Enfin, qu’ils soient blogueurs (comme Mettout), lol-journalistes, photographes, ou simplement “plumes”, on constate que les (bons) auteurs occupent une place prépondérante sur le réseau. Deux des mots qui buzzent chez les journalistes depuis quelques temps sont là pour en témoigner : storytelling et personal branding. Savoir raconter une histoire, l’intégrer dans l’Histoire, cerner des personnages, soigner son style, confère au journaliste-auteur une aura évidemment plus attrayante pour le lecteur que celle du batônneur de dépêches. D’ailleurs, les mecs de l’AP se sont rendu compte que le fact-checking faisait plus de clics que les simples articles d’actualité classique, parce qu’il raconte une histoire sur les gens derrière les sources de l’information officielle et les met face à leurs responsabilités, et parce qu’il donne donc un sens plus parlant qu’une retranscription de communiqué. Quand des auteurs réussissent par le talent à faire émerger du flux, des informations sérieuses et originales, il y a franchement de quoi se réjouir.
Pour résumer : parce que la technique permet enfin d’assortir les contenus de vraies fonctionnalités et leur donne une jolie gueule, parce qu’on en a marre de la malbouffe informative et enfin parce qu’on aime toujours autant d’amour les auteurs, pour toutes ces raisons, le web-documentaire jouit d’un succès d’estime véritable.

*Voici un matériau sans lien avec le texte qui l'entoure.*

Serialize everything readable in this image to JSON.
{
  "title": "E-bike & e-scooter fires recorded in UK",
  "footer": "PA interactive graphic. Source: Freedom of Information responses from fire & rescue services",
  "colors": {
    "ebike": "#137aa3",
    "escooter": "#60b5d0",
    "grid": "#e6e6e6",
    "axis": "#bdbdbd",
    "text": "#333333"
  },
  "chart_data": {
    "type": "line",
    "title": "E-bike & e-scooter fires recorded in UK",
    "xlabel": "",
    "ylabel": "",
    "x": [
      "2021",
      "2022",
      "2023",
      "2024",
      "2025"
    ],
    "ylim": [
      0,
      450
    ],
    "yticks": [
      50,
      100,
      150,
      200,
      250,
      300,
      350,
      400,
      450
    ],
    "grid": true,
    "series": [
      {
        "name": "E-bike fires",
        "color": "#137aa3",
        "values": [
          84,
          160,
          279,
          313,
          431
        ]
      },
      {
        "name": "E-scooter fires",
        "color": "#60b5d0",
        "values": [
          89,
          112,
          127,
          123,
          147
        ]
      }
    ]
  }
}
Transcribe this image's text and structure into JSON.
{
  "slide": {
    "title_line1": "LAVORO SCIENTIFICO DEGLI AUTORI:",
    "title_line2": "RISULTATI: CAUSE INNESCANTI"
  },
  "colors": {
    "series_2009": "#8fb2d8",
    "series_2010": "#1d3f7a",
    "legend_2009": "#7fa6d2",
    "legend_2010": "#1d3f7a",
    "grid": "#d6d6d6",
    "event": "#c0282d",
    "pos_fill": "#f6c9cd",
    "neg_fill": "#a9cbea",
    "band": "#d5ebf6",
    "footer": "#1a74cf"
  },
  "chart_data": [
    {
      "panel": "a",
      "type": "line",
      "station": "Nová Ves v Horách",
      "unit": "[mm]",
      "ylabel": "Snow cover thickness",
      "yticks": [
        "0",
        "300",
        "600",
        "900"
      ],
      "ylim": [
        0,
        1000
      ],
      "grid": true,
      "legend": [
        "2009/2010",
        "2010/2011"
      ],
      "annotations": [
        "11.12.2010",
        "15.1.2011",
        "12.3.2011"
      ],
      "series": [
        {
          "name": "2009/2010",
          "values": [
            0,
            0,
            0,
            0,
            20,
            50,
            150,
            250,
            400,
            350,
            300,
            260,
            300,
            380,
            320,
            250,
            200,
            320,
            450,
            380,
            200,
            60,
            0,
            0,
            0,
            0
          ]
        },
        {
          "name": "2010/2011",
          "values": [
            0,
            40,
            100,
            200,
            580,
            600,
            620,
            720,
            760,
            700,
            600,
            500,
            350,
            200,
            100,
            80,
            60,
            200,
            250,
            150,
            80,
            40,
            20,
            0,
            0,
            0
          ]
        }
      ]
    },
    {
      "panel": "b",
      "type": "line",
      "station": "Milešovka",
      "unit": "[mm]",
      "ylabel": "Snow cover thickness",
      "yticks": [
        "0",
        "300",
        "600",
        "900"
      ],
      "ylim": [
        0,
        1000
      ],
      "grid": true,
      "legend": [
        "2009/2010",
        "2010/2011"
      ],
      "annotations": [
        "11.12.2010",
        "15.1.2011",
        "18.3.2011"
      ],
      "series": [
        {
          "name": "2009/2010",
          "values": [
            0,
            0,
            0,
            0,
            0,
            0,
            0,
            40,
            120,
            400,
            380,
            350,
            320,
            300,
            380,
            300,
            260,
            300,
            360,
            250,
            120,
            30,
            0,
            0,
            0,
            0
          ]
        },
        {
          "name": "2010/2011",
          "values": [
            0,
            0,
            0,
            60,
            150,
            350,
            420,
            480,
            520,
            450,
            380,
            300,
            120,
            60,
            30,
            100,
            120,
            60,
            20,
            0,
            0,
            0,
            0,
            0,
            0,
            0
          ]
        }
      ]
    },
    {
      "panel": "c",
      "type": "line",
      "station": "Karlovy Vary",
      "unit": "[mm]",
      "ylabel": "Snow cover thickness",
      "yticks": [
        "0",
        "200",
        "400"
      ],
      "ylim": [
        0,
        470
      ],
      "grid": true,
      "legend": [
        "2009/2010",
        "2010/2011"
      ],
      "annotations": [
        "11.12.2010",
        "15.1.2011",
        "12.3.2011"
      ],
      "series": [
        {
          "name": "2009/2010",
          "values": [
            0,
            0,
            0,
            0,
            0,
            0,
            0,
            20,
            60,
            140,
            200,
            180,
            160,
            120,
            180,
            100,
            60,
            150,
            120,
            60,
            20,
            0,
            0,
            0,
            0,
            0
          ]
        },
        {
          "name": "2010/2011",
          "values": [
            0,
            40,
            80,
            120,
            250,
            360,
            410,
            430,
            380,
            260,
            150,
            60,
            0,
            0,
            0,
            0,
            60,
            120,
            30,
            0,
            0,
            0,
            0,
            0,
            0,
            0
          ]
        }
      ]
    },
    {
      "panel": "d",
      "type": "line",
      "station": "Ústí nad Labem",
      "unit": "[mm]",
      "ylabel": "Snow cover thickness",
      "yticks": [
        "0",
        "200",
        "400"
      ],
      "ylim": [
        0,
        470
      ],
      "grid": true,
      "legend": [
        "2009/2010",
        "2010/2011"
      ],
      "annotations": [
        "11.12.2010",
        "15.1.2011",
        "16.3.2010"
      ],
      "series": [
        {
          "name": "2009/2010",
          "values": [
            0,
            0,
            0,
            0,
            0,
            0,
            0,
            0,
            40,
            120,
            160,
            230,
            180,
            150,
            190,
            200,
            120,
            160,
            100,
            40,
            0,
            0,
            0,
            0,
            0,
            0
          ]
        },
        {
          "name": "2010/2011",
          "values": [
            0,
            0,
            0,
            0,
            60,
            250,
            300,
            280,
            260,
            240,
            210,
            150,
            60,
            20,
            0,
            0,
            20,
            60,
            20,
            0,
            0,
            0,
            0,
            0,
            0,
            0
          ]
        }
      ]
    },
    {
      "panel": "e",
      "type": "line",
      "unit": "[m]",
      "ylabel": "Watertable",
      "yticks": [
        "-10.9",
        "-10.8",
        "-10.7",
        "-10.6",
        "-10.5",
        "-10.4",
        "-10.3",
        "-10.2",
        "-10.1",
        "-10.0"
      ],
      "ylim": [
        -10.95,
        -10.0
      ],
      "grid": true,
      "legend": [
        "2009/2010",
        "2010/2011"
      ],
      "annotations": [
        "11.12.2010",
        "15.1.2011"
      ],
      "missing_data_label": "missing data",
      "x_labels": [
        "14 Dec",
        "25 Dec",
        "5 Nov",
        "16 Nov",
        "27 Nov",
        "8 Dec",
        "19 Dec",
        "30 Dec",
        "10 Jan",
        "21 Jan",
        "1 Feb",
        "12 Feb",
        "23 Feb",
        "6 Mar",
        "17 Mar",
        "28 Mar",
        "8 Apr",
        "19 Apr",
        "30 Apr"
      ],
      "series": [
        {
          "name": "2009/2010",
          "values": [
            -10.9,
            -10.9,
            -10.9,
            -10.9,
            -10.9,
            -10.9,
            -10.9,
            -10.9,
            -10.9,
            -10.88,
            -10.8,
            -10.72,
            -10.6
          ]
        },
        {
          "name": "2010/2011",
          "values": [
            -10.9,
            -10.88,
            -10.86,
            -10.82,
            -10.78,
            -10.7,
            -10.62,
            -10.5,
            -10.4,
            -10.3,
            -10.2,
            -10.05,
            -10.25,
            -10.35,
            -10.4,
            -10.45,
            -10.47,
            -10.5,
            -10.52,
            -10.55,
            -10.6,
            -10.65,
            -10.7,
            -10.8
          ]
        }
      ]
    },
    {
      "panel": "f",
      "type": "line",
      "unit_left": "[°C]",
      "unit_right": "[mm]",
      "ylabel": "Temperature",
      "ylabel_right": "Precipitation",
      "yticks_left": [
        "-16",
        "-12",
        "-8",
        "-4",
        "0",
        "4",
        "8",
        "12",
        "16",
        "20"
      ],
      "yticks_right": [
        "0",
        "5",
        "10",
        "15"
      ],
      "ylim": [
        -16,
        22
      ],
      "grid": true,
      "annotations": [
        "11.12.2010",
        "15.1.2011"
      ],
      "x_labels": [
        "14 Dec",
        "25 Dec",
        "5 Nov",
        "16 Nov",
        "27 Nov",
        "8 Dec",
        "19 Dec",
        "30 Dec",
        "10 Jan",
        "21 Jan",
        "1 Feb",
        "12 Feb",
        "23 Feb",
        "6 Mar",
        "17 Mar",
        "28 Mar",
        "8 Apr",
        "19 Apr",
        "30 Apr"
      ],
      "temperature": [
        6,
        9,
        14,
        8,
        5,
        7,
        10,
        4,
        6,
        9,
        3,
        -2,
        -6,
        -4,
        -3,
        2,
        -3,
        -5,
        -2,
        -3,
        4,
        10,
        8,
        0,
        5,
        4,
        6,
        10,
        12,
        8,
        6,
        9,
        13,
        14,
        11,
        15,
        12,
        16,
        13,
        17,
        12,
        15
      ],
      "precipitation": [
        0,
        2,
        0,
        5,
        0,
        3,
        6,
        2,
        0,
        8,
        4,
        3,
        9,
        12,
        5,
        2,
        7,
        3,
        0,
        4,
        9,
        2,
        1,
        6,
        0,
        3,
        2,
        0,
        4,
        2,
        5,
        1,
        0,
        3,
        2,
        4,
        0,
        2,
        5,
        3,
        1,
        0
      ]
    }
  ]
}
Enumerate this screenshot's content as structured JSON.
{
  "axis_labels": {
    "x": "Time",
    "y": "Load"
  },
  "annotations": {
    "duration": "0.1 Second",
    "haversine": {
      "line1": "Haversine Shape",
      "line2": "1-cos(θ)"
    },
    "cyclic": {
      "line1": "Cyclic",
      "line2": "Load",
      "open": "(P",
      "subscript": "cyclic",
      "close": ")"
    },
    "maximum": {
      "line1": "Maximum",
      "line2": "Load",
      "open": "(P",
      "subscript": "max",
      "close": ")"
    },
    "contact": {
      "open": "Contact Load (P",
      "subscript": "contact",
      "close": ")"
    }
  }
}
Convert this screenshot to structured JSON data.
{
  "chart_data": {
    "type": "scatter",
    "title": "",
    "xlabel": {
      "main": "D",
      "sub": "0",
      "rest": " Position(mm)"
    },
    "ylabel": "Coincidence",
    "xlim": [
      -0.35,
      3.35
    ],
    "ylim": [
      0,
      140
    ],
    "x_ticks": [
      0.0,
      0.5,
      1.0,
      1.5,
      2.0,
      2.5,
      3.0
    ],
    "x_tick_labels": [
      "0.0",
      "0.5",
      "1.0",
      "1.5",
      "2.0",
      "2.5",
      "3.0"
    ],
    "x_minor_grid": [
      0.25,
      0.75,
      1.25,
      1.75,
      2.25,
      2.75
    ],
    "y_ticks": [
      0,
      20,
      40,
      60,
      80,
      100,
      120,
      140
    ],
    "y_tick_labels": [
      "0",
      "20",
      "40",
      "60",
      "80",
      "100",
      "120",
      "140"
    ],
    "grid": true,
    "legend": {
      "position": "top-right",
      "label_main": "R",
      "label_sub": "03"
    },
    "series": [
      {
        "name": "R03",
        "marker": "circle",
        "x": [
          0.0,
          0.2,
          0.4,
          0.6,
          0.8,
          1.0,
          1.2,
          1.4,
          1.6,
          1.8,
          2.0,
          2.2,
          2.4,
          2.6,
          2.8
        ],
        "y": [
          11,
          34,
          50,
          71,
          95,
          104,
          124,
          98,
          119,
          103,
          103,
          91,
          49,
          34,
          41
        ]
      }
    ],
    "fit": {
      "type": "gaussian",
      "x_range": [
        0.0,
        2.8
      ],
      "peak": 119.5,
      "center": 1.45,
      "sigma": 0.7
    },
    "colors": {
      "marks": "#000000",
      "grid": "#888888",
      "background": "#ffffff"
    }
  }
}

Oui mais, rétorquent Mettout et tant d’autres, si on ne touche pas la redevance comme Arte, on a besoin de vingt millions de VU pour rembourser les coûts de production, et c’est loin d’être le cas. Certes, mais c’est sans compter sur la baisse constante du coût du matériel de production (5D Mark II mon amour), et surtout sur les revenus qu’engrangeront les web-documentaires quand, assortis de publicités, ils seront disponibles sur TOUS les terminaux. Là encore ils ne feront pas des millions de VU, mais la niche d’internautes, mobinautes, TVnautes, qui les consulteront, la tête toujours plus proche de l’écran, constitueront une audience hautement qualitative pour les annonceurs qui, on peut le prédire, payeront un prix croissant pour les toucher si directement. Sans parler des contenus en consultation payante.
Alors il est permis d’espérer que les web-documentaires, même s’ils ne ressemblent pas tous à Prison Valley, trouvent toute leur place au sein de l’offre médiatique, aident (tout comme les réseaux sociaux, le data-journalism, le link-journalism, le journalisme hyper-local) l’information sur internet à se sortir de cette morose époque, et permettent à des auteurs toujours plus nombreux d’en vivre. On pourrait nuancer mille fois tout ça, rentrer dans le détail des coûts de production et compétences requises pour produire un vrai contenu, s’attarder sur les nombreuses questions de forme, on le fera régulièrement dans ce blog, mais vous l’aurez compris, le but ici est simplement de rester optimistes. Au risque d’être niais peut-être, mais optimistes quand-même.